Seth rief allen eine Warnung zu und gemeinsam trieben sie die Pferde von der Lichtung in den Wald hinein und versteckten sich selbst am Waldrand. Seth hockte mit gezogenem Schwert neben Gehan und blickte den zitternden jungen Mann beruhigend an, bevor er seine Aufmerksamkeit wieder dem größer werdenden Drachen zuwandte.
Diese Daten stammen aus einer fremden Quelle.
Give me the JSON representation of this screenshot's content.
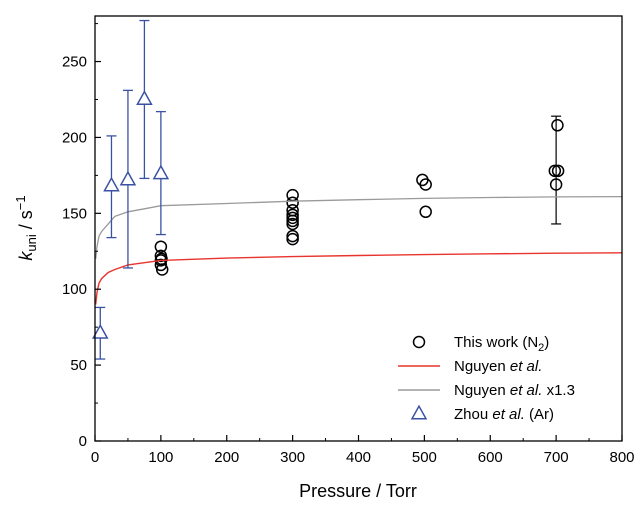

Gehan war der, auf den es jetzt ankam und wenn er die Nerven verlor, war alles aus. Doch Gehan wurde ruhiger, je näher der Drache kam und je mehr er sich auf seine Aufgabe konzentrierte. Heute würde er seine Macht beweisen und sich einem Hofmagier würdig erweisen. Gehan formte in Gedanken lange, feste Seile und bildete große Schlingen in der Luft, genau in der Flugbahn des Drachen. Dieser bemerkte die Gefahr nicht und flog genau in die Falle. Als sich der Körper des Drachens in den Schlingen befand, zog Gehan die Gedankenseile ruckartig zu und nach unten, so dass der schwarze Körper hilflos, aber mit voller Wucht auf den Boden prallte. Die Fesseln waren immer noch straff gezogen und hielten ihn am Boden, so dass er den Rittern und Seth völlig ausgeliefert war, als diese aus dem Wald brachen und sich auf den Drachen stürzten. 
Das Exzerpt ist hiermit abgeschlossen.